Começou a tramitar no último dia 10, no TJ-SP (Tribunal de Justiça de São Paulo), processo criminal contra o prefeito de Araçatuba, Cido Sério (PT), no qual será apurada eventual fraude por ele cometida na nomeação de servidores para cargos comissionados na administração municipal. A denúncia é da Procuradoria-Geral de Justiça do Estado.

O processo é decorrente de investigação realizada pelo Ministério Público de Araçatuba, sobre um possível descumprimento de decisão do próprio TJ-SP, pelo atual chefe do Executivo, no que diz respeito à inconstitucionalidade parcial da lei complementar 206, de 30 de junho de 2010, na qual 278 cargos apadrinhados foram considerados ilegais.
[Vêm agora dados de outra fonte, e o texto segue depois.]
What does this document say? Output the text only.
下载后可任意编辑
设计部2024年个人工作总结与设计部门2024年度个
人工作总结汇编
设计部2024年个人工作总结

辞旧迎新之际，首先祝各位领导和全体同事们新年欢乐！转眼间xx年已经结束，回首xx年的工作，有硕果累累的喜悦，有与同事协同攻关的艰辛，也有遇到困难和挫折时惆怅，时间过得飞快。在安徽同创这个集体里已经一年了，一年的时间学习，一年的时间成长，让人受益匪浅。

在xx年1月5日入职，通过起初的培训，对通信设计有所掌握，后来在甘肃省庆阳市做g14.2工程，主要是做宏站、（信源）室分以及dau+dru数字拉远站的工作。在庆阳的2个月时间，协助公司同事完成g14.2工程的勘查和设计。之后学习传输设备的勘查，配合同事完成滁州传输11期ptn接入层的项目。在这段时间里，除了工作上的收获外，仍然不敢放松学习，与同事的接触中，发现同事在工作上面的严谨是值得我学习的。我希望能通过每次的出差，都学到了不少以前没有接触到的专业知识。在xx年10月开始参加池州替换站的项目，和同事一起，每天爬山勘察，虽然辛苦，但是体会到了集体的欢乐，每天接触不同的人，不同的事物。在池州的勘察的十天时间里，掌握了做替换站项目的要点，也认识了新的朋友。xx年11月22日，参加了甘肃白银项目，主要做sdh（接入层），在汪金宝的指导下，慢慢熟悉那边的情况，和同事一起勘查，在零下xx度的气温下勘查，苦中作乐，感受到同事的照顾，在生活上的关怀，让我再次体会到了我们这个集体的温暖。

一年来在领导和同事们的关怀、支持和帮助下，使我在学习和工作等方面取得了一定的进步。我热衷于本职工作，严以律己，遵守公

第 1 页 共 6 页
Em outubro de 2012, o TJ-SP publicou acórdão com a decisão que considerava tais cargos – a maior parte deles ocupada por servidores efetivos do município – inconstitucionais. Na época, o Tribunal concedeu ao município prazo de 180 dias para a chamada modulação. Ou seja, em seis meses a administração deveria promover concurso público se quisesse manter os funcionários nos referidos postos de trabalho.

Acontece que a Prefeitura recorreu da decisão e, em fevereiro de 2013, um novo acórdão foi publicado pelo TJ-SP, ratificando a ilegalidade dos cargos. A partir daí, gerou-se um impasse na interpretação do prazo para modulação.
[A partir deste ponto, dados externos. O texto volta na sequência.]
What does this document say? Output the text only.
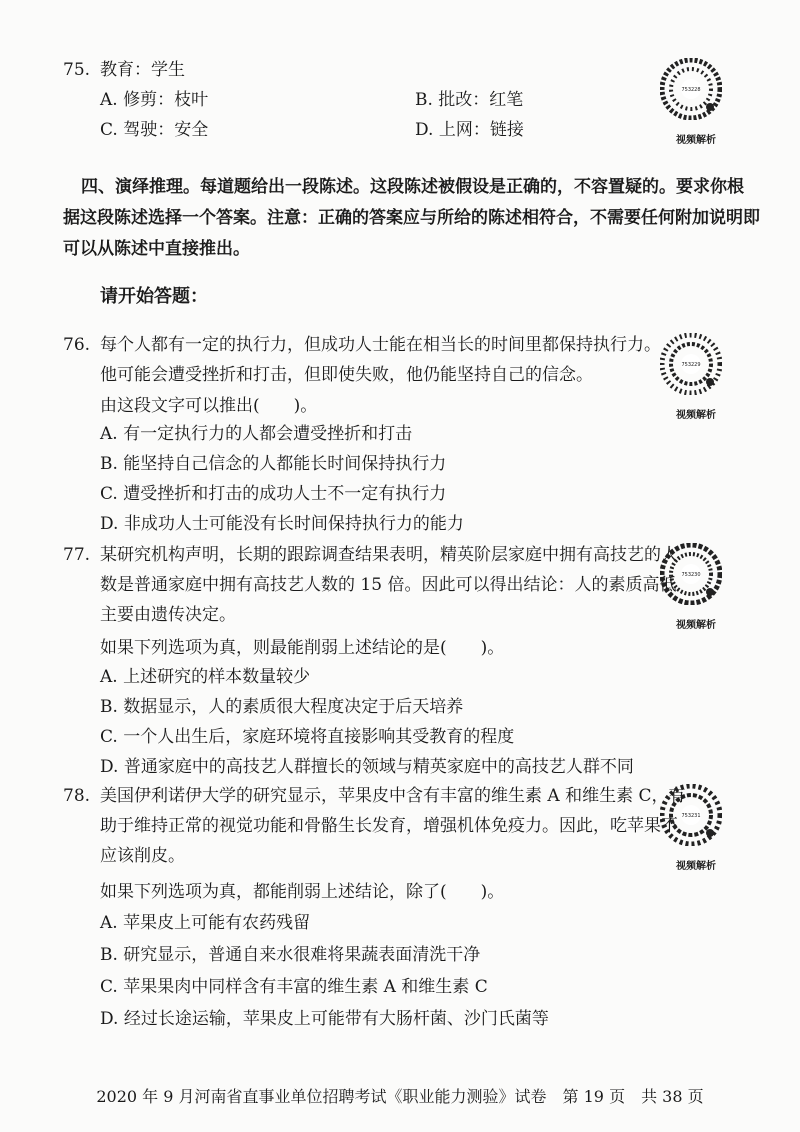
75. 教育：学生
A. 修剪：枝叶	B. 批改：红笔
C. 驾驶：安全	D. 上网：链接
753228
视频解析
四、演绎推理。每道题给出一段陈述。这段陈述被假设是正确的，不容置疑的。要求你根
据这段陈述选择一个答案。注意：正确的答案应与所给的陈述相符合，不需要任何附加说明即
可以从陈述中直接推出。
请开始答题：
76. 每个人都有一定的执行力，但成功人士能在相当长的时间里都保持执行力。
他可能会遭受挫折和打击，但即使失败，他仍能坚持自己的信念。
由这段文字可以推出(　　)。
A. 有一定执行力的人都会遭受挫折和打击
B. 能坚持自己信念的人都能长时间保持执行力
C. 遭受挫折和打击的成功人士不一定有执行力
D. 非成功人士可能没有长时间保持执行力的能力
753229
视频解析
77. 某研究机构声明，长期的跟踪调查结果表明，精英阶层家庭中拥有高技艺的人
数是普通家庭中拥有高技艺人数的 15 倍。因此可以得出结论：人的素质高低
主要由遗传决定。
如果下列选项为真，则最能削弱上述结论的是(　　)。
A. 上述研究的样本数量较少
B. 数据显示，人的素质很大程度决定于后天培养
C. 一个人出生后，家庭环境将直接影响其受教育的程度
D. 普通家庭中的高技艺人群擅长的领域与精英家庭中的高技艺人群不同
753230
视频解析
78. 美国伊利诺伊大学的研究显示，苹果皮中含有丰富的维生素 A 和维生素 C，有
助于维持正常的视觉功能和骨骼生长发育，增强机体免疫力。因此，吃苹果不
应该削皮。
如果下列选项为真，都能削弱上述结论，除了(　　)。
A. 苹果皮上可能有农药残留
B. 研究显示，普通自来水很难将果蔬表面清洗干净
C. 苹果果肉中同样含有丰富的维生素 A 和维生素 C
D. 经过长途运输，苹果皮上可能带有大肠杆菌、沙门氏菌等
753231
视频解析
2020 年 9 月河南省直事业单位招聘考试《职业能力测验》试卷　第 19 页　共 38 页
No entendimento do governo municipal, os seis meses para ajuste começavam a contar a partir do acórdão publicado em fevereiro, vencendo em agosto de 2013. Para o MP, no entanto, expirava em abril. Tanto é que a Promotoria do Patrimônio Público de Araçatuba voltou a acionar Cido Sério por possível desobediência. O que levou o chefe do Executivo à condenação, no final do ano passado, pela Vara da Fazenda Pública, por improbidade administrativa.

MAIO DESTE ANO

A possível infração criminal de Cido Sério, nessa questão, começou a ser apurada na Procuradoria-Geral de Justiça em maio deste ano. O protocolo no TJ-SP se deu no último dia 10 e foi cadastrado em 14 de outubro. O caso, desde então, está aos cuidados do desembargador Grassi Neto, que atuará como relator durante seu trâmite na 8ª Câmara Criminal do Tribunal. Se condenador criminalmente por um possível descumprimento legal, Cido Sério ser penalizado com prisão, multa ou suspensão dos direitos políticos.

Um dos advogados de Cido Sério no caso, o defensor Evandro da Silva disse à reportagem do Ata News, nesta quinta-feira (16), de que problema está na interpretação do prazo dado para os ajustes no quadro de servidores comissionados na prefeitura. “Estamos discutindo, no processo, se a interpretação do MP foi correta ou se a da Prefeitura e que foi adequada”, diz.

Evandro diz que, sobre os prazos para a modulação dos cargos, o que houve foi uma divergência de entendimentos. “Divergir de interpretação de lei não é crime. Da mesma forma, não pode ser considerada má fé”, avalia o advogado. Segundo ele, com a entrada do processo no TJ-SP, Cido Sério ainda será citado a se manifestar.